The Queen In Windsor Great Park, 1991. (Tim Graham Photo Library via Getty Images)
- Mau Mau Rebellion
When the Kikuyu, Meru, Embu, Kamba, and Maasai people rose up in armed rebellion against British rule in Kenya in the 1950s, British colonial forces responded by imposing a state of emergency, during which they implemented major agrarian reform, resettled thousands of Mau Mau fighters and sympathizers in rural villages, and detained countless others in vicious forced labor camps.

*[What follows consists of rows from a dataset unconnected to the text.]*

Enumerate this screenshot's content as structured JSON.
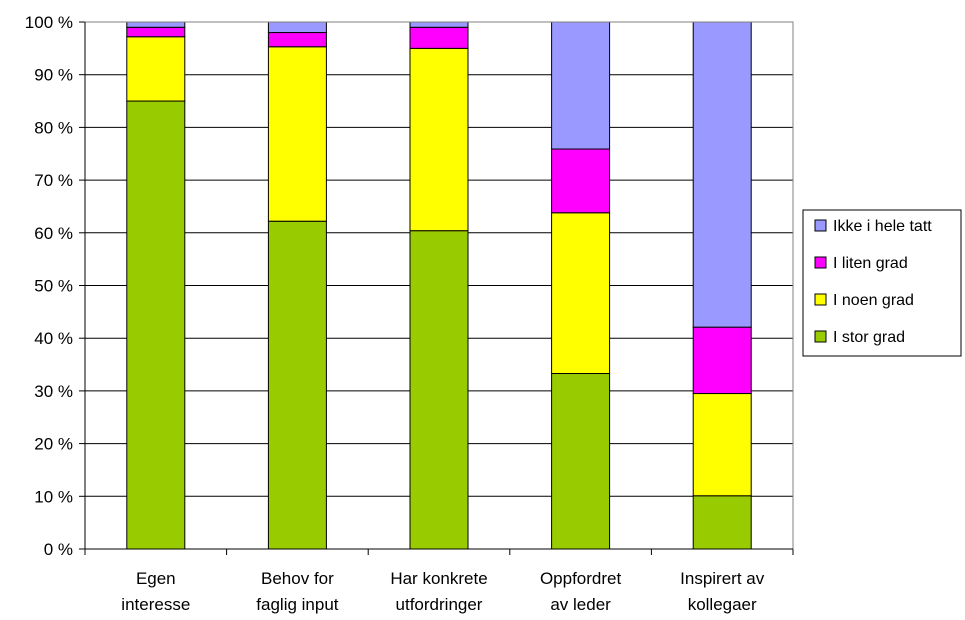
{
  "chart_data": {
    "type": "bar",
    "stacked": true,
    "categories": [
      [
        "Egen",
        "interesse"
      ],
      [
        "Behov for",
        "faglig input"
      ],
      [
        "Har konkrete",
        "utfordringer"
      ],
      [
        "Oppfordret",
        "av leder"
      ],
      [
        "Inspirert av",
        "kollegaer"
      ]
    ],
    "series": [
      {
        "name": "I stor grad",
        "color": "#99cc00",
        "values": [
          85.0,
          62.2,
          60.4,
          33.3,
          10.1
        ]
      },
      {
        "name": "I noen grad",
        "color": "#ffff00",
        "values": [
          12.2,
          33.1,
          34.6,
          30.5,
          19.4
        ]
      },
      {
        "name": "I liten grad",
        "color": "#ff00ff",
        "values": [
          1.8,
          2.7,
          4.0,
          12.1,
          12.6
        ]
      },
      {
        "name": "Ikke i hele tatt",
        "color": "#9999ff",
        "values": [
          1.0,
          2.0,
          1.0,
          24.1,
          57.9
        ]
      }
    ],
    "legend_order": [
      "Ikke i hele tatt",
      "I liten grad",
      "I noen grad",
      "I stor grad"
    ],
    "y_ticks": [
      "0 %",
      "10 %",
      "20 %",
      "30 %",
      "40 %",
      "50 %",
      "60 %",
      "70 %",
      "80 %",
      "90 %",
      "100 %"
    ],
    "ylim": [
      0,
      100
    ],
    "grid": true,
    "legend_position": "right"
  }
}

As many as 25,000 Kenyans died during the eight years of uprising — though the insurgency set the stage for Kenyan independence in 1963. In 2013, the British government issued a formal apology to the Mau Mau rebels and agreed to a £20 million settlement with 5,228 living survivors — coming out to less than £4,000 each.
- Bloody Sunday
On January 30, 1972, British troops commanded by Lt Col Derek Wilford opened fire on a group of mostly Catholic civilians marching in protest of the practice of internment without trial, enacted by the British Army against those suspected of involvement in the Irish Republican Army. Fourteen died — most under the age of 20 — and more than a dozen others were injured. Subsequent inquiries found that, despite the army’s assertion that those killed were gunmen and bomb throwers, none “pos[ed] a threat of causing death or serious injury.” Queen Elizabeth nonetheless bestowed upon Wilford, who disobeyed his own superiors to initiate the events, an Order of the British Empire.
- Cyprus Emergency
As in Malaysia, the Cypriot drive for independence, helmed by the right-wing paramilitary group National Organization of Cyprus Fighters, was met by resistance from the British Army. During the four years of fighting that ensued before Cyprus won independence in 1960, UK forces killed 90 in combat and brutally tortured at least 14 men between the ages of 17 and 37 to death in prison. In 2019, the British government paid £1 million to a further 33 survivors of torture, including a woman who was raped by multiple British soldiers at 16 and a man who lost a kidney to British interrogation tactics.